Lecithin base prepared from 2-3% by weight of lecithin, 10-15% by weight of ethanol, 20-30% by weight of ester oil, 5-10% by weight of propylene glycol and purified water, based on the total weight of the composition, 45 to 40% by weight, effective extract 15 to 40 which is an amino acid, triterpenoids, cucumber extracts containing vitamin C and vitamin A, sugar extracts containing sugar, vitamin C and inorganic salts, or kiwi extracts containing vitamin C and amino acids A transdermal liposome cosmetic composition containing% by weight, and 0.1 to 0.6% by weight of cholesterol or beta-sitosterol, and 10 to 15% by weight of vegetable oil. The liposome cosmetic composition according to claim 1, further comprising 2 to 3% by weight of ceramide, based on the total weight of the composition. The liposome according to claim 1, further comprising 2-3 wt% of ceramide based on the total weight of the composition, and 0.01 to 0.05 wt% of BHT and 0.1 to 0.5 wt% of tocopherol acetate as antioxidants. Cosmetic composition.

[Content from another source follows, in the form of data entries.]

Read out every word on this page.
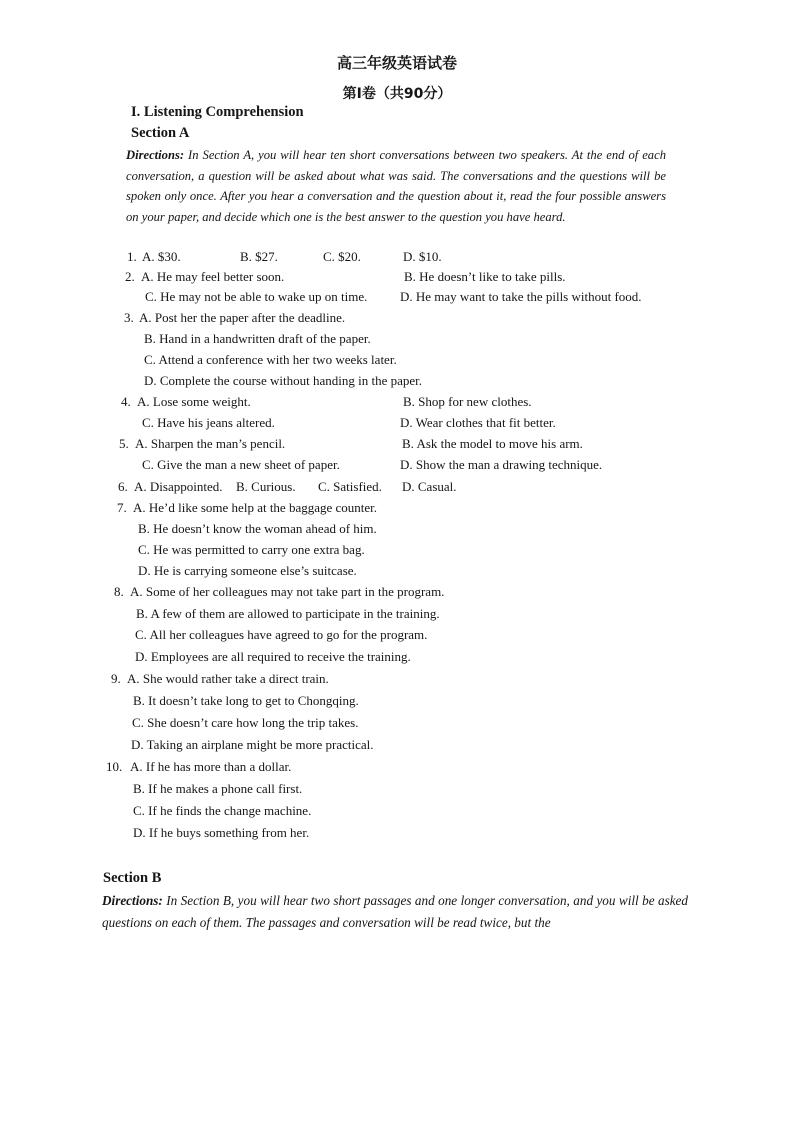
高三年级英语试卷
第I卷（共90分）
I. Listening Comprehension
Section A
Directions: In Section A, you will hear ten short conversations between two speakers. At the end of each conversation, a question will be asked about what was said. The conversations and the questions will be spoken only once. After you hear a conversation and the question about it, read the four possible answers on your paper, and decide which one is the best answer to the question you have heard.
1. A. $30.	B. $27.	C. $20.	D. $10.
2. A. He may feel better soon.	B. He doesn’t like to take pills.
C. He may not be able to wake up on time.	D. He may want to take the pills without food.
3. A. Post her the paper after the deadline.
B. Hand in a handwritten draft of the paper.
C. Attend a conference with her two weeks later.
D. Complete the course without handing in the paper.
4. A. Lose some weight.	B. Shop for new clothes.
C. Have his jeans altered.	D. Wear clothes that fit better.
5. A. Sharpen the man’s pencil.	B. Ask the model to move his arm.
C. Give the man a new sheet of paper.	D. Show the man a drawing technique.
6. A. Disappointed. B. Curious. C. Satisfied. D. Casual.
7. A. He’d like some help at the baggage counter.
B. He doesn’t know the woman ahead of him.
C. He was permitted to carry one extra bag.
D. He is carrying someone else’s suitcase.
8. A. Some of her colleagues may not take part in the program.
B. A few of them are allowed to participate in the training.
C. All her colleagues have agreed to go for the program.
D. Employees are all required to receive the training.
9. A. She would rather take a direct train.
B. It doesn’t take long to get to Chongqing.
C. She doesn’t care how long the trip takes.
D. Taking an airplane might be more practical.
10. A. If he has more than a dollar.
B. If he makes a phone call first.
C. If he finds the change machine.
D. If he buys something from her.
Section B
Directions: In Section B, you will hear two short passages and one longer conversation, and you will be asked questions on each of them. The passages and conversation will be read twice, but the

Mixing 2 to 3% by weight of lecithin, 10 to 15% by weight of ethanol, 20 to 30% by weight of ester oil, 5 to 10% by weight of propylene glycol, purified water and homogenizing at 3000 rpm at 70 ° C., homogenizing the lecithin mixture to 800 atm Pressing to form a lecithin base, 35 to 45 wt% of the lecithin base formed, cucumber extract including amino acids, triterpenoids, vitamin C and vitamin A, lemon extract including sugar, vitamin C and inorganic salts, Or 15 to 40% by weight of an effective extract, which is a kiwi extract including vitamin C and amino acids, and purified water, and pressurized to 800 atm, and 0.1 to 0.6% by weight of cholesterol or beta-sitosterol and 10 to 15% by weight of vegetable oil. Liposomal makeup encapsulated with a large amount of active extracts, including the step of adding% and pressure treatment at 800 atm again. How to prepare the compositions. 4. The method of claim 3, further comprising pressurizing to 800 atm after adding 2-3% by weight of ceramide. A transdermal nonwoven patch containing the liposome cosmetic composition of any one of claims 1 to 3.